Figure 4.. Proteomic analysis of the stroma and tumor of single uterine and ovarian as well as synchronous uterine and ovarian cancer.

A, PCA of 353 cancer type (single or dual) specific tumor proteins as shown in Fig. 3D. B, PCA of 418 cancer type (single or dual) specific stroma proteins as shown in Fig. 3D. C, Protein loadings of the stromal PCA shown in panel A. Top proteins along principal component 1 are shown. D, Upper panel: Unsupervised hierarchical clustering of tumor samples after stringent data filtering (Methods) and normalization by anatomical site. The four groups EEC, EOC, SEOC_Ut, SEOC_Ov are represented here by “Group” (Single vs. SEOC) and “Tissue” (Endometrium vs. Ovary). Note, SEOCs show no apparent clustering trend. Lower panel: Corresponding analysis for stromal samples. Note, two clusters were identified with 85% of SEOCs grouping together in the same cluster (dark color). Color bars depict sample groups and molecular subtype according to ProMisE (38,39) determined by the presence of pathogenic POLE mutations (40) (Suplementary table S2), low protein levels of mismatch repair complex (MMR) proteins, namely MLH1, MSH2, MSH6, but not PMS2 since it was not measured, or TP53 mutations. Stromal protein levels are superior to tumor protein levels in differentiating between dual and single tumors. E, Heatmap using unsupervised hierarchical clustering of group averaged proteomes based on 47 histology markers from healthy endometrium and ovary based on enrichment profiles from the Human Protein Atlas (HPA) (upper panels) or the 1,000 most variably expressed proteins in the dataset (lower panels). Of note, synchronous cancers from the ovary are closer to uterine derived single and synchronous cancers than to single ovarian cancers. Stromal samples cluster by anatomic site.

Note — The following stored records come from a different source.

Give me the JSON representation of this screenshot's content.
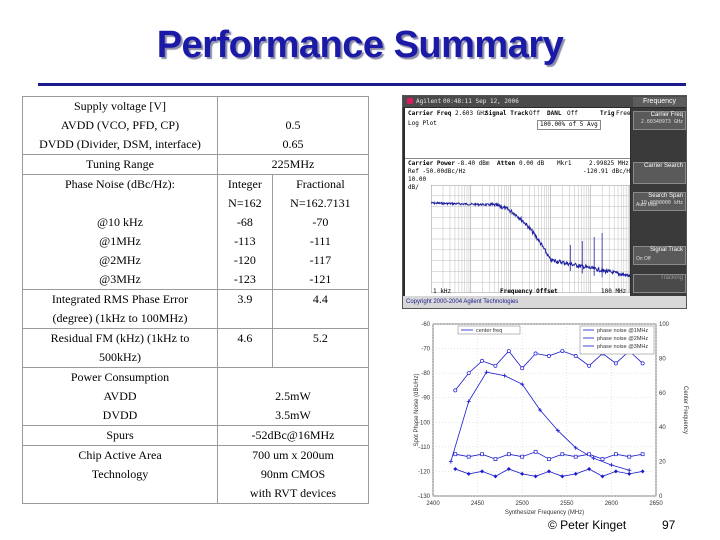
{
  "title": "Performance Summary",
  "table": [
    {
      "label": [
        "Supply voltage [V]",
        "AVDD (VCO, PFD, CP)",
        "DVDD (Divider, DSM, interface)"
      ],
      "value": [
        "",
        "0.5",
        "0.65"
      ]
    },
    {
      "label": [
        "Tuning Range"
      ],
      "value": [
        "225MHz"
      ]
    },
    {
      "label": [
        "Phase Noise (dBc/Hz):",
        "",
        "@10 kHz",
        "@1MHz",
        "@2MHz",
        "@3MHz"
      ],
      "integer": [
        "Integer",
        "N=162",
        "-68",
        "-113",
        "-120",
        "-123"
      ],
      "fractional": [
        "Fractional",
        "N=162.7131",
        "-70",
        "-111",
        "-117",
        "-121"
      ]
    },
    {
      "label": [
        "Integrated RMS Phase Error",
        "(degree) (1kHz to 100MHz)"
      ],
      "integer": [
        "3.9"
      ],
      "fractional": [
        "4.4"
      ]
    },
    {
      "label": [
        "Residual FM (kHz) (1kHz to",
        "500kHz)"
      ],
      "integer": [
        "4.6"
      ],
      "fractional": [
        "5.2"
      ]
    },
    {
      "label": [
        "Power Consumption",
        "AVDD",
        "DVDD"
      ],
      "value": [
        "",
        "2.5mW",
        "3.5mW"
      ]
    },
    {
      "label": [
        "Spurs"
      ],
      "value": [
        "-52dBc@16MHz"
      ]
    },
    {
      "label": [
        "Chip Active Area",
        "Technology"
      ],
      "value": [
        "700 um x 200um",
        "90nm CMOS",
        "with RVT devices"
      ]
    }
  ],
  "analyzer": {
    "brand": "Agilent",
    "time": "00:48:11  Sep 12, 2006",
    "panel_title": "Frequency",
    "carrier_freq": "Carrier Freq",
    "carrier_val": "2.603 GHz",
    "signal_track": "Signal Track",
    "signal_track_state": "Off",
    "danl": "DANL",
    "danl_state": "Off",
    "trig": "Trig",
    "trig_state": "Free",
    "log_plot": "Log Plot",
    "avg": "100.00% of 5 Avg",
    "carrier_power": "Carrier Power",
    "carrier_power_val": "-8.40 dBm",
    "atten": "Atten",
    "atten_val": "0.00 dB",
    "mkr": "Mkr1",
    "mkr_freq": "2.99825 MHz",
    "mkr_val": "-120.91 dBc/Hz",
    "ref": "Ref -50.00dBc/Hz",
    "scale": "10.00",
    "unit": "dB/",
    "x_start": "1 kHz",
    "x_label": "Frequency Offset",
    "x_stop": "100 MHz",
    "copyright": "Copyright 2000-2004 Agilent Technologies",
    "softkeys": [
      {
        "label": "Carrier Freq",
        "sub": "2.60340973 GHz",
        "left": ""
      },
      {
        "label": "Carrier Search",
        "sub": "",
        "left": ""
      },
      {
        "label": "Search Span",
        "sub": "10.0000000 kHz",
        "left": "Auto     Man"
      },
      {
        "label": "Signal Track",
        "sub": "",
        "left": "On        Off"
      },
      {
        "label": "Tracking",
        "sub": "",
        "left": ""
      }
    ]
  },
  "chart_data": {
    "type": "line",
    "xlabel": "Synthesizer Frequency (MHz)",
    "ylabel_left": "Spot Phase Noise (dBc/Hz)",
    "ylabel_right": "Center Frequency",
    "xlim": [
      2400,
      2650
    ],
    "ylim_left": [
      -130,
      -60
    ],
    "ylim_right": [
      0,
      100
    ],
    "x_ticks": [
      "2400",
      "2450",
      "2500",
      "2550",
      "2600",
      "2650"
    ],
    "y_ticks": [
      "-60",
      "-70",
      "-80",
      "-90",
      "-100",
      "-110",
      "-120",
      "-130"
    ],
    "y_ticks_right": [
      "100",
      "80",
      "60",
      "40",
      "20",
      "0"
    ],
    "legend": [
      "center freq",
      "phase noise @1MHz",
      "phase noise @2MHz",
      "phase noise @3MHz"
    ],
    "colors": {
      "primary": "#1a1ad0",
      "grid": "#c8c8c8"
    },
    "series": [
      {
        "name": "center freq",
        "axis": "right",
        "x": [
          2420,
          2440,
          2460,
          2480,
          2500,
          2520,
          2540,
          2560,
          2580,
          2600,
          2620
        ],
        "y": [
          20,
          55,
          72,
          70,
          65,
          50,
          38,
          28,
          22,
          18,
          15
        ]
      },
      {
        "name": "phase noise @1MHz",
        "axis": "left",
        "x": [
          2425,
          2440,
          2455,
          2470,
          2485,
          2500,
          2515,
          2530,
          2545,
          2560,
          2575,
          2590,
          2605,
          2620,
          2635
        ],
        "y": [
          -87,
          -80,
          -75,
          -77,
          -71,
          -78,
          -72,
          -73,
          -71,
          -73,
          -77,
          -72,
          -76,
          -71,
          -76
        ]
      },
      {
        "name": "phase noise @2MHz",
        "axis": "left",
        "x": [
          2425,
          2440,
          2455,
          2470,
          2485,
          2500,
          2515,
          2530,
          2545,
          2560,
          2575,
          2590,
          2605,
          2620,
          2635
        ],
        "y": [
          -113,
          -114,
          -113,
          -115,
          -113,
          -114,
          -112,
          -115,
          -113,
          -114,
          -113,
          -115,
          -113,
          -114,
          -113
        ]
      },
      {
        "name": "phase noise @3MHz",
        "axis": "left",
        "x": [
          2425,
          2440,
          2455,
          2470,
          2485,
          2500,
          2515,
          2530,
          2545,
          2560,
          2575,
          2590,
          2605,
          2620,
          2635
        ],
        "y": [
          -119,
          -121,
          -120,
          -122,
          -119,
          -121,
          -122,
          -120,
          -122,
          -121,
          -119,
          -122,
          -120,
          -121,
          -120
        ]
      }
    ]
  },
  "footer": {
    "author": "© Peter Kinget",
    "page": "97"
  }
}
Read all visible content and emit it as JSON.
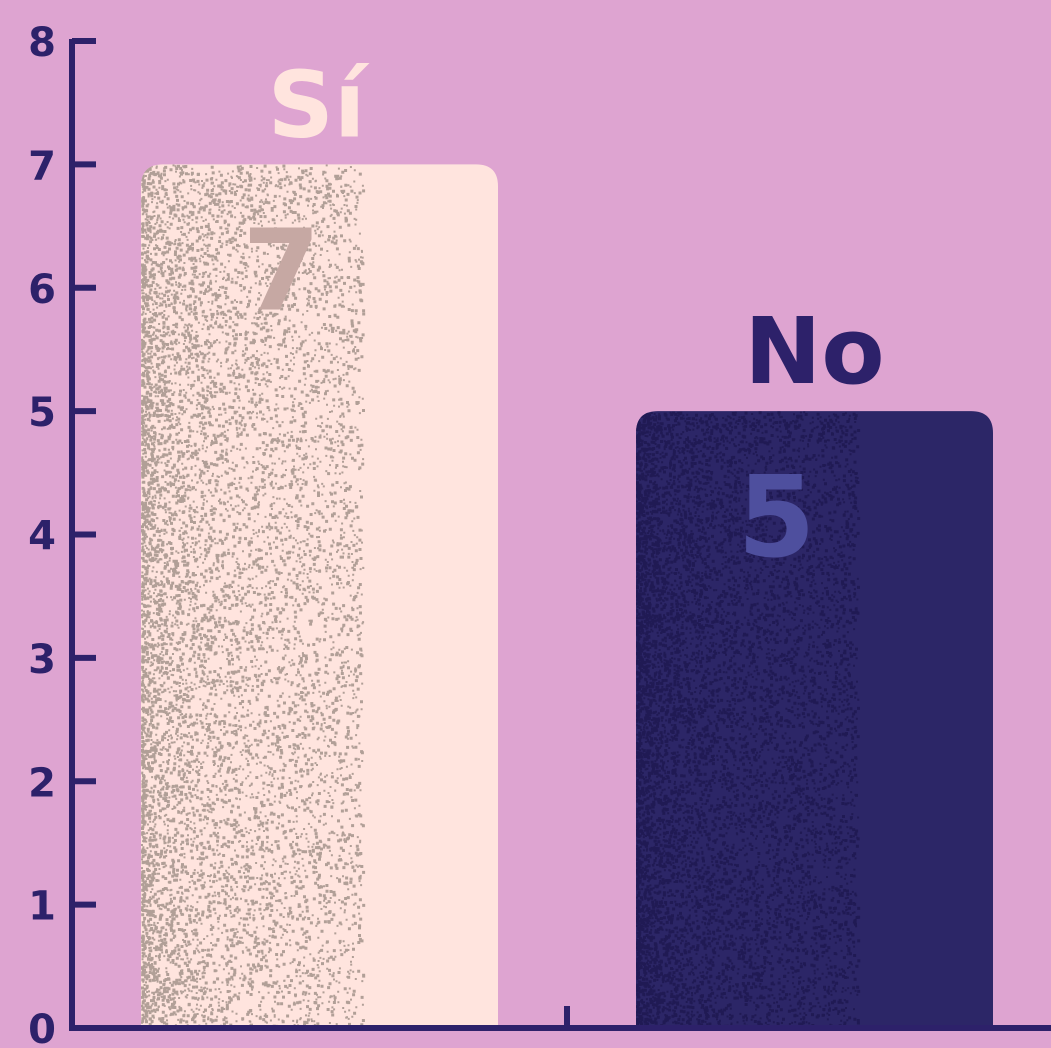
{
  "colors": {
    "background": "#dea4d1",
    "axis": "#2d216a",
    "bar_si": "#ffe4de",
    "bar_si_grain": "#a8978f",
    "label_si": "#ffe4de",
    "value_si": "#c6a8a3",
    "bar_no": "#2c2667",
    "bar_no_grain": "#1f1a52",
    "label_no": "#2d216a",
    "value_no": "#4e4f9e"
  },
  "chart_data": {
    "type": "bar",
    "categories": [
      "Sí",
      "No"
    ],
    "values": [
      7,
      5
    ],
    "value_labels": [
      "7",
      "5"
    ],
    "y_ticks": [
      "0",
      "1",
      "2",
      "3",
      "4",
      "5",
      "6",
      "7",
      "8"
    ],
    "ylim": [
      0,
      8
    ],
    "title": "",
    "xlabel": "",
    "ylabel": "",
    "grid": false,
    "legend": "none"
  }
}
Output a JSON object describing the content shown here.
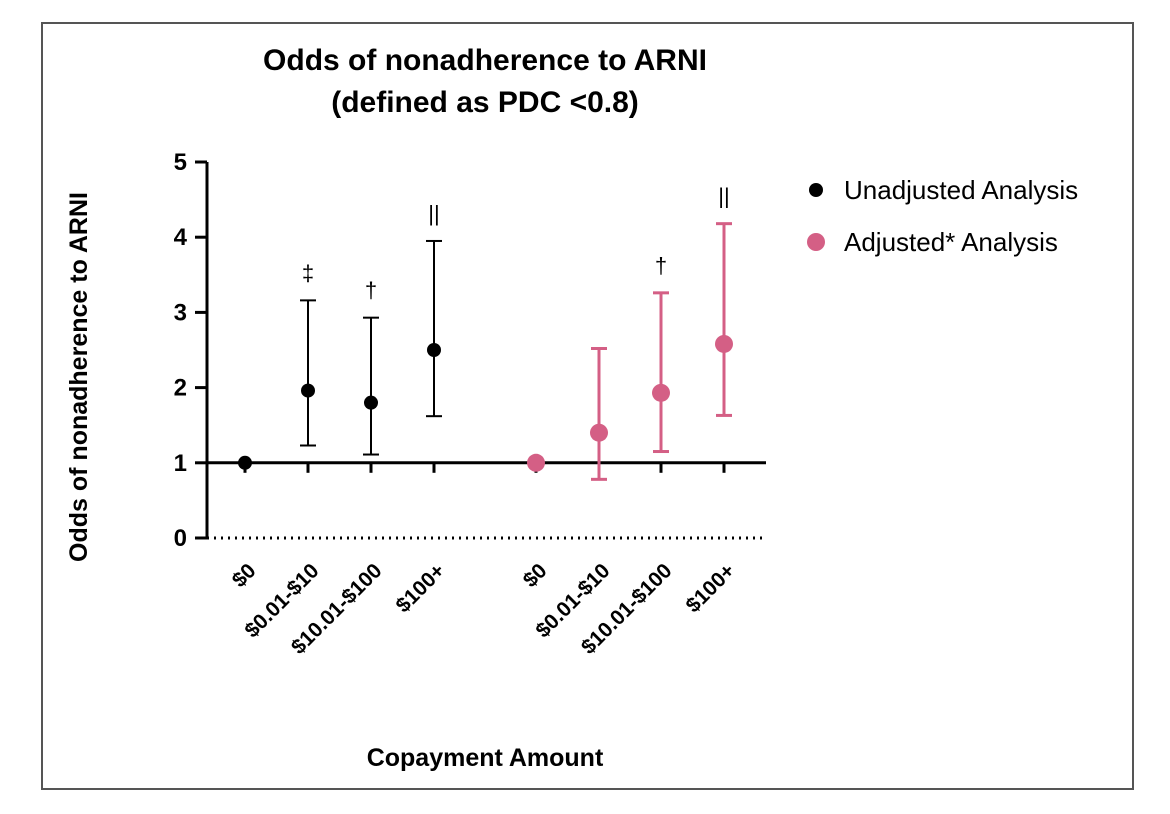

Figure 5.. Machine learning can predict the origin of synchronous cancers using proteomics data.

A, Overview of a machine learning-based stratification strategy to predict dual and single cancers based on compartment-resolved MS-based proteomics using a training and test dataset, CV: cross-validation. B, Receiver operating curve (ROC) curve of SEOC predictor based on the 20 top featured proteins of the stromal compartment. C, Relative protein quantification values of the top 20 stroma-specific protein candidates that discriminate dual from single cancers. D, ROC curve of SEOC predictor based on the 20 top featured proteins of the tumor compartment E, Relative protein quantification values of the top 20 tumor-specific protein candidates that discriminate dual from single cancers.